An AI model called Phenaki can generate minutes of coherent video based on detailed, sequential text input.
On the same day as Meta's "Make a Video," a second text-to-video system made the rounds online: it's called Phenaki, and according to the authors, it can generate minutes-long, connected videos based on sequential text commands.
The authors are anonymous because the work is still in the review process for the AI conference International Conference on Learning Representations (ICLR).
Temporal correlations
Unlike AI-generated images, single prompts are not sufficient for AI-generated videos, the authors say. An AI video system must be conditioned to multiple, interrelated prompts - a story that describes events over time.
The researchers therefore developed a transformer-based model that compresses videos into small representations of discrete tokens. This tokenizer uses time-dependent causal attention so that video sequences can be strung together along a temporal sequence of events described in a prompt.
"We treat videos as a temporal sequence of images (rather than a single sequence, editor's note), which substantially decreases the number of video tokens given the redundancy in video generation, and results in a much lower training cost," the research team writes.
Simultaneous learning from image-text and video-text pairs
Like large image systems, the multimodal model was trained primarily with text-image pairs. In addition, the researchers trained Phenaki with 1.4-second short video-text pairs at eight frames per second.
"We demonstrate how joint training on a large corpus of image-text pairs as well as a smaller number of video-text examples can result in generalization beyond what is available in the video datasets," the researchers write.
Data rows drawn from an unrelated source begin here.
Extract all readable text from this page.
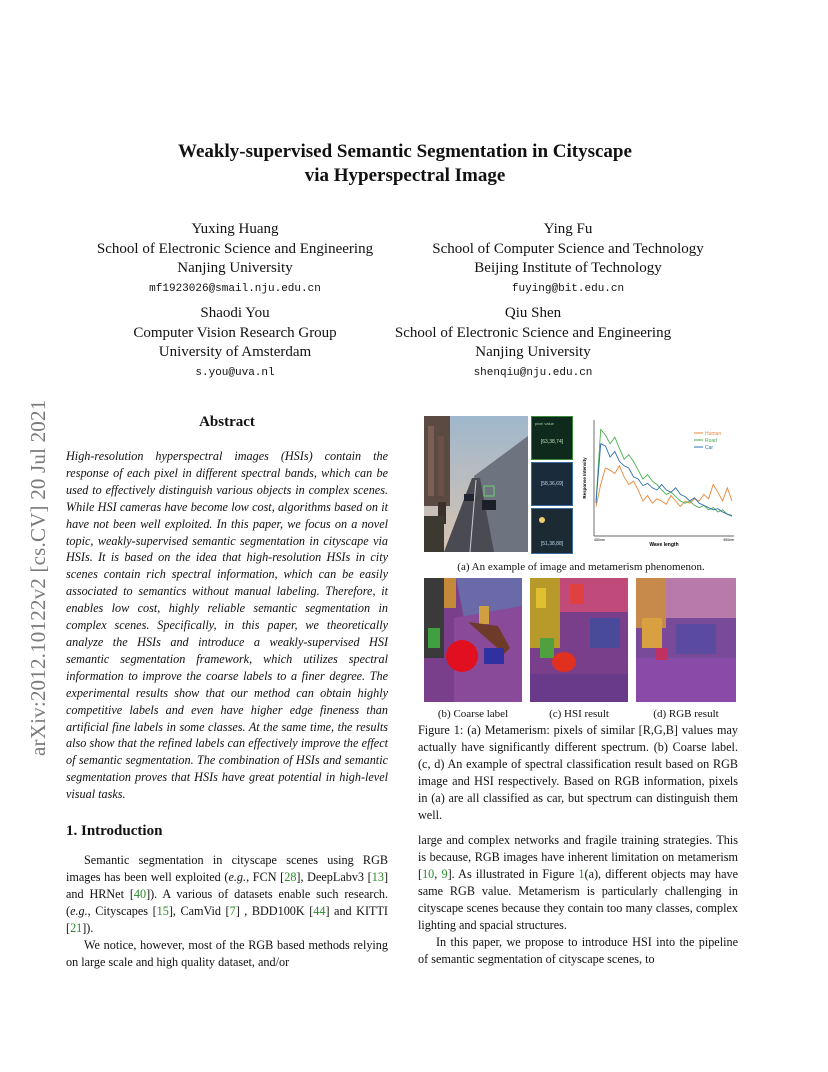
arXiv:2012.10122v2 [cs.CV] 20 Jul 2021
Weakly-supervised Semantic Segmentation in Cityscape
via Hyperspectral Image
Yuxing Huang
School of Electronic Science and Engineering
Nanjing University
mf1923026@smail.nju.edu.cn
Ying Fu
School of Computer Science and Technology
Beijing Institute of Technology
fuying@bit.edu.cn
Shaodi You
Computer Vision Research Group
University of Amsterdam
s.you@uva.nl
Qiu Shen
School of Electronic Science and Engineering
Nanjing University
shenqiu@nju.edu.cn
Abstract
High-resolution hyperspectral images (HSIs) contain the response of each pixel in different spectral bands, which can be used to effectively distinguish various objects in complex scenes. While HSI cameras have become low cost, algorithms based on it have not been well exploited. In this paper, we focus on a novel topic, weakly-supervised semantic segmentation in cityscape via HSIs. It is based on the idea that high-resolution HSIs in city scenes contain rich spectral information, which can be easily associated to semantics without manual labeling. Therefore, it enables low cost, highly reliable semantic segmentation in complex scenes. Specifically, in this paper, we theoretically analyze the HSIs and introduce a weakly-supervised HSI semantic segmentation framework, which utilizes spectral information to improve the coarse labels to a finer degree. The experimental results show that our method can obtain highly competitive labels and even have higher edge fineness than artificial fine labels in some classes. At the same time, the results also show that the refined labels can effectively improve the effect of semantic segmentation. The combination of HSIs and semantic segmentation proves that HSIs have great potential in high-level visual tasks.
1. Introduction
Semantic segmentation in cityscape scenes using RGB images has been well exploited (e.g., FCN [28], DeepLabv3 [13] and HRNet [40]). A various of datasets enable such research. (e.g., Cityscapes [15], CamVid [7] , BDD100K [44] and KITTI [21]).
We notice, however, most of the RGB based methods relying on large scale and high quality dataset, and/or
pixel value
[63,38,74]
[58,36,69]
[51,38,88]
Response Intensity
Wave length
450nm	950nm
Human
Road
Car
(a) An example of image and metamerism phenomenon.
(b) Coarse label	(c) HSI result	(d) RGB result
Figure 1: (a) Metamerism: pixels of similar [R,G,B] values may actually have significantly different spectrum. (b) Coarse label. (c, d) An example of spectral classification result based on RGB image and HSI respectively. Based on RGB information, pixels in (a) are all classified as car, but spectrum can distinguish them well.
large and complex networks and fragile training strategies. This is because, RGB images have inherent limitation on metamerism [10, 9]. As illustrated in Figure 1(a), different objects may have same RGB value. Metamerism is particularly challenging in cityscape scenes because they contain too many classes, complex lighting and spacial structures.
In this paper, we propose to introduce HSI into the pipeline of semantic segmentation of cityscape scenes, to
The system can even process prompts that represent a new composition of concepts or animate pre-existing images based on text input, according to the researchers.
As an example of a longer video, the team shows the following clip. It was generated using a detailed text command that describes scene by scene.
Lots of traffic in futuristic city. An alien spaceship arrives to the futuristic city. The camera gets inside the alien spaceship. The camera moves forward until showing an astronaut in the blue room. The astronaut is typing in the keyboard. The camera moves away from the astronaut. The astronaut leaves the keyboard and walks to the left. The astronaut leaves the keyboard and walks away. The camera moves beyond the astronaut and looks at the screen. The screen behind the astronaut displays fish swimming in the sea. Crash zoom into the blue fish. We follow the blue fish as it swims in the dark ocean. The camera points up to the sky through the water. The ocean and the coastline of a futuristic city. Crash zoom towards a futuristic skyscraper. The camera zooms into one of the many windows. We are in an office room with empty desks. A lion runs on top of the office desks. The camera zooms into the lion's face, inside the office. Zoom out to the lion wearing a dark suit in an office room. The lion wearing looks at the camera and smiles. The camera zooms out slowly to the skyscraper exterior. Timelapse of sunset in the modern city.
No publication yet due to ethical concerns
According to the authors, Phenaki was trained with various datasets, including the LAION-400M dataset, which contains violent, gory, and pornographic content, but improved the quality of generation. A current version of Phenaki uses datasets that minimize "such problems."
Nevertheless, the team does not want to publish the models trained for Phenaki, the code, the data, or an interactive demo at this time for ethical reasons. Before a possible release, it first wants to better understand the data, inputs and filtered outputs. It also wants to measure the bias contained in the generated videos to minimize bias at each step of model development (data selection, training, filtering).